Given this gloomy assessment, what policies might make buses or other forms
of transit more effective in combating congestion and air pollution? As Professor
Wachs points out, disincentives for auto usage (such as higher gas prices)
appear to most effective in this regard. Of course, it is not the goal to discourage
driving for its own sake. Rather, the purpose of such disincentives would be
to make drivers bear the cost that they individually impose in terms of additional
congestion and air pollution, so that the cost to society of additional trips
wont exceed the benefits imputed by drivers. If drivers bear this cost
and alternatives exist, they will substitute other modes for driving. Thus,
if we are going to provide these alternative modes, some form of disincentive
will make them more effective.
What types of disincentives might be employed? Let us consider two types: One
common type is different forms of pecuniary disincentives such as tolls, parking
fees, and so on. An alternative type, one which I feel is much less desirable,
is a disincentive in real terms, involving waiting time or inconvenience.
The current Diamond Lane experiment on the Santa Monica Freeway
may be an example of such a disincentive service. The Diamond Lane offers car-pooling
drivers the prospect of faster travel while on the freeway, with an implicit
toll in terms of the cost of finding two colleagues with similar interests,
loss of independence, and so on. Although I wont prejudge the final outcome,
it may be the case that this cost is too high for most individuals, and few
people will avail themselves of its use. Thus, with already existing residential
and employment patterns, the ultimate result would be to reduce the capacity
of the freeway. The resulting slowed times and aggravation may cause some people
to switch to buses or to surface streets. But unlike pecuniary disincentives,
the lost time and inconvenience expanded in inducing them to do so can never
be recovered.
By contrast, pecuniary disincentives like tolls and parking fees might (however
imperfect) be rebatable to users. For instance, proceeds might be used in lieu
of property tax increases in areas served by freeways. In addition, these payments
would not ordinarily be regressive in that they would usually fall on upper-income
long-haul commuters. In fact, they might be regarded as progressive if used
to subsidize less profitable transit service in low-income areas where justified.

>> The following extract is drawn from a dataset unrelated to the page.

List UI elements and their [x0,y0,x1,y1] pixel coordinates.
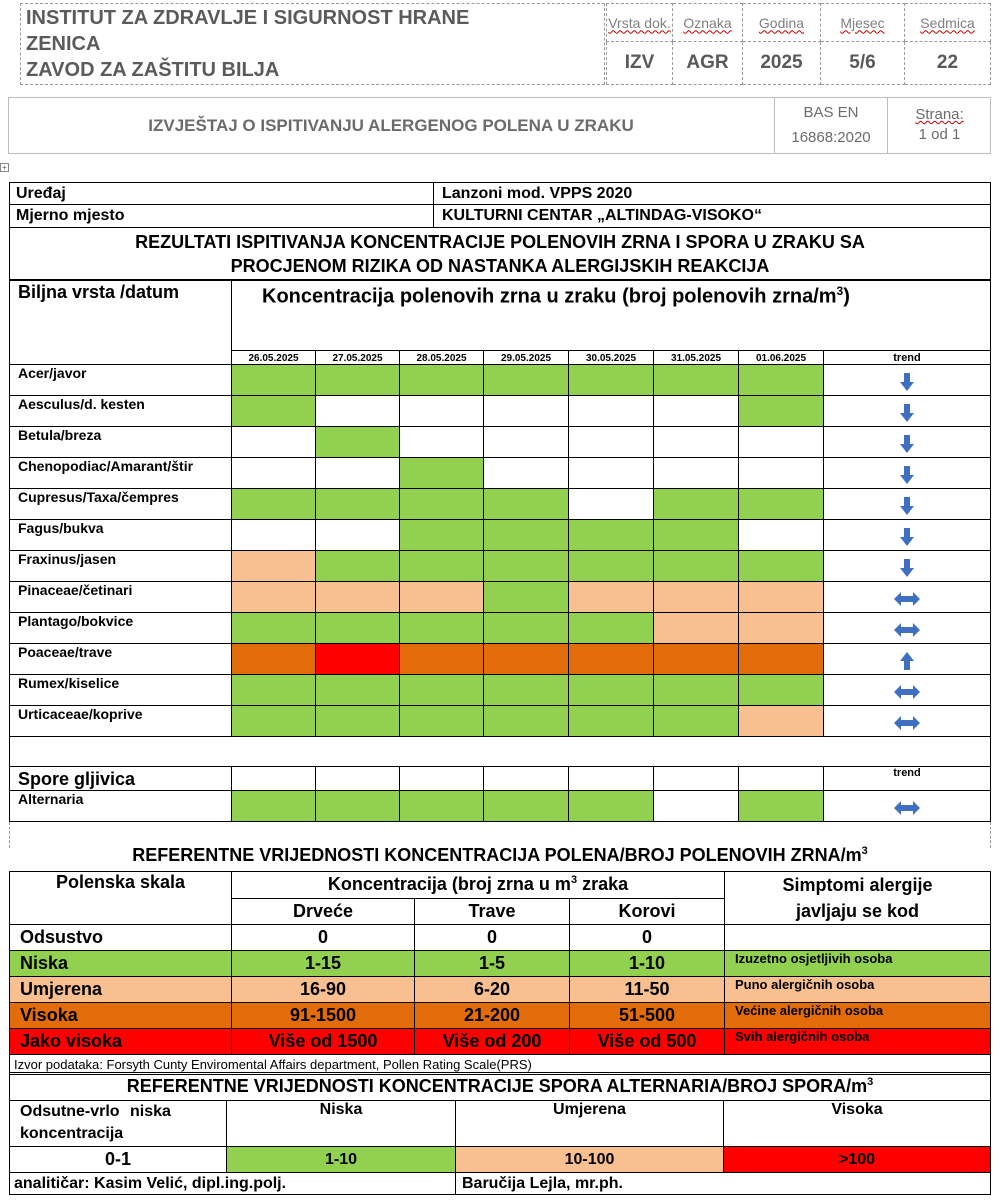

Of course, one of the dangers of imposing disentives to driving, whether real
or pecuniary, is that one might make the disincentive so great as to reduce
the general welfare. If the narrow goal of having one sparsely-used Diamond
Lane is to reduce the number of cars on the freeway, certainly permanent barriers
at the freeway entrances would be more effective in this regard. In the Bay
Area, making drivers along routes paralleling BART deflate one tire, or having
those who traverse the Bay Ridge drive across in reverse, would surely an increase
rapid transit ridership and make BART appear a much greater success. However,
it is clear that the goal of such disincentives should not be to encourage
carpooling as a virtuous activity, or to justify the sunk costs of transit
investments, but rather to increase the general well-being.
The well-being of the Los Angeles citizenry will surely be affected by the
outcome of the vote on the current rail transit proposal. Hopefully, more modest
and prudent approaches, such as Professor Wachs advocacy of buses as
a transit alternative, will ultimately be implemented.